Damn, these are fool of new words Probably gonna give it a try


Have fun with watching and reading whatever you want, talking with people from all kind of walks of life. That’s all ☺️ Best is probably reading though


Whatever profession you’re in or want to be in — read that. If you want to be a writer, and in English at that, read some great writers. One suggestion: read something in your native language and compare it to a good English translation of the same oeuvre.


Learn the phrase “ahhh my ass is on fire, why’d I eat all that spicy food???”


I’m sure this can be a useful phrase in many diff languages


As a native English speaker I would recommend reading academic material. Some of it may be dry but that's the only "new" challenge for C1 level. And as for idioms there's tons of books out there on lists of idioms. Just find one that catches your fancy.


And to also mention that there are new words even natives encounter daily. When you read out of your comfort zone


This is very true. I enjoy STEM academics so I don't run into new words too often anymore; but whenever I have a temporary interest in legalese I have to brush off my wife's Law Dictionary


Lots of input and lots of output. Between C1 and C2 for me it was: reading and listening to as much as a could from as many sources as I could, and writing *a lot*.


I’m a native English speaker and I’d recommend reading classic English literature. A lot of our vocabulary and phrases come specifically from these books. So not only will you be reading great literature but also you can see the language evolve as you go from book to book. I’d then recommend listening to The History of English Podcast as a supplement to reading the English classics. That way you can contextualize the English used in the book you’re reading and understand why it was written the way it was. Finally, if you’re looking to learn more colloquial English, then head over to Urban Dictionary. It’s a great resource for learning more casual words and expressions. Edit: Note that The History of English Podcast is current to just before 1600 CE. Hopefully one day it will span the entirety of the language.

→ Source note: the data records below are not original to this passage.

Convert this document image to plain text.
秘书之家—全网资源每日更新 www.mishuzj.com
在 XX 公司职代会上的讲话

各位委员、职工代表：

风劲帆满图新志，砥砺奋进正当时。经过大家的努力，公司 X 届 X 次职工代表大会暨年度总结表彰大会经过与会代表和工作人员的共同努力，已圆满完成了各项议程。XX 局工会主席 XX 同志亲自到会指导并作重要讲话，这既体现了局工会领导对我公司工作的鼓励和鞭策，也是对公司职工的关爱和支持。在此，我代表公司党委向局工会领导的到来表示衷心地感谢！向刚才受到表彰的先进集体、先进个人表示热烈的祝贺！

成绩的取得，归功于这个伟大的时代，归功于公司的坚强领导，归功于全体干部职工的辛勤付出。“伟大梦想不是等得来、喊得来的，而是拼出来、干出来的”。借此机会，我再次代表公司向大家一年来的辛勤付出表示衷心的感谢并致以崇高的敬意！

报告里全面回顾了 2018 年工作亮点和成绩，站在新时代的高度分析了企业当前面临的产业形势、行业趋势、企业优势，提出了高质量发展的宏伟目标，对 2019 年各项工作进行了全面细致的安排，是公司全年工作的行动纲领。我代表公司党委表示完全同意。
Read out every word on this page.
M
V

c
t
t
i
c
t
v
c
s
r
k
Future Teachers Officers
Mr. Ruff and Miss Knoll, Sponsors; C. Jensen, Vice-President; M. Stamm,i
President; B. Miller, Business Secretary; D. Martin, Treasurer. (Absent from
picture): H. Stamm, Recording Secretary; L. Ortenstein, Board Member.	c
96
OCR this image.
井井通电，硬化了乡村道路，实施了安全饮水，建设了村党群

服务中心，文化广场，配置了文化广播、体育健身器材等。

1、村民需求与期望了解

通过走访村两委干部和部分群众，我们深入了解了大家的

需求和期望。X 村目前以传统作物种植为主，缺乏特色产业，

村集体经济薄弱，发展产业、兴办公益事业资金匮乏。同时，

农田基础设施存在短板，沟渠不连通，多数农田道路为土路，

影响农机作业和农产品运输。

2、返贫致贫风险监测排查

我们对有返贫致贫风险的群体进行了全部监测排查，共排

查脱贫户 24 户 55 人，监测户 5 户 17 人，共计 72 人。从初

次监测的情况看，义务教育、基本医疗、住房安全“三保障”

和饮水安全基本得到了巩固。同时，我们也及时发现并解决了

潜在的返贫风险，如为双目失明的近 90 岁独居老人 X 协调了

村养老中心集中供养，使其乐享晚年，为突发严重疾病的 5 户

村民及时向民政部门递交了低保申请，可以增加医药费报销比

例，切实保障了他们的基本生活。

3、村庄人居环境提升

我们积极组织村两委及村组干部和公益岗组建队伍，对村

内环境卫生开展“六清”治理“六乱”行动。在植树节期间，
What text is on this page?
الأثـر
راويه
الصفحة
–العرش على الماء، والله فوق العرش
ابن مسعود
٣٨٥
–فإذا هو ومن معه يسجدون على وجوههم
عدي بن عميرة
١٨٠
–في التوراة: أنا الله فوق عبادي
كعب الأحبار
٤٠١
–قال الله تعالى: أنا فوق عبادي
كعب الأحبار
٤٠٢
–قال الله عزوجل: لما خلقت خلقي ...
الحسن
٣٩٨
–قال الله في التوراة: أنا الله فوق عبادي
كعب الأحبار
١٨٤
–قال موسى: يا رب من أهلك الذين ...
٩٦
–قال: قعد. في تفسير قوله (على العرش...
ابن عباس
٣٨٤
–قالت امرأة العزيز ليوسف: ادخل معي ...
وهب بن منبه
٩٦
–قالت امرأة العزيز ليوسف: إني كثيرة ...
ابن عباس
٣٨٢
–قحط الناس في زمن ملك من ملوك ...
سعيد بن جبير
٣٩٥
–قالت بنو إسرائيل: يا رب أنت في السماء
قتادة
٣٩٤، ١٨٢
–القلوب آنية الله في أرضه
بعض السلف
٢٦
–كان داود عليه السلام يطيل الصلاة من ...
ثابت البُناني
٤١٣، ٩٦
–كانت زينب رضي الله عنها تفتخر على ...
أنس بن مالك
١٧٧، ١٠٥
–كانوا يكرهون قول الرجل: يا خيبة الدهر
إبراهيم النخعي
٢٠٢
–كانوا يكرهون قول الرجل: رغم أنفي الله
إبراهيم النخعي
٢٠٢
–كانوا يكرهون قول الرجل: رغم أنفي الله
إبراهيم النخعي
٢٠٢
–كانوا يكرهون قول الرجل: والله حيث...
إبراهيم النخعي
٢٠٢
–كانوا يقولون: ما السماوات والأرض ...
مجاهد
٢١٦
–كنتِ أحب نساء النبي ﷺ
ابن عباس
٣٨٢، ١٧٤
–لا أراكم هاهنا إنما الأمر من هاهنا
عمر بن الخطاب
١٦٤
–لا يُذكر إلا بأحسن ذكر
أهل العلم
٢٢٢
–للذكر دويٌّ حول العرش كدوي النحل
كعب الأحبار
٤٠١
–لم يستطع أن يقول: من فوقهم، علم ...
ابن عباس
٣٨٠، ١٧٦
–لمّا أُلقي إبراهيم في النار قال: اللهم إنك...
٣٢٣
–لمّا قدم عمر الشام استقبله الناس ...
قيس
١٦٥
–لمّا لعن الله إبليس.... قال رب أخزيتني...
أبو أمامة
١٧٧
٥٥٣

Everyone is suggesting reading new material, but I'd recommend writing (and speaking) too. Active knowledge often lags behind passive knowledge, which means you likely still have a lot of progress to do writing articles, telling stories, making presentations, etc. This allows you to cement your knowledge and develop skills that the majority of people (native speakers included) are not so great at. Plus, by having someone proofread your writing, you'll be able to identify mistakes you might have never noticed you've been making.


I listen to tons of audiobooks and I've learned a lot of words that way


Have fun, and put yourself in situations where you will need to use the knowledge you want - if you want technical stuff, interact with technical people on social media. But have fun, English is easy to keep improving because THERES so much content to consume…


Consume more content and consume more advanced content. Get a degree in english. Attend or watch advanced college lectures in english- which can be found for free on youtube. Read advanced materials or technical documents in english. dive into a specific field in english.


Maybe start reading some articles in academic journals about themes that you're interested in?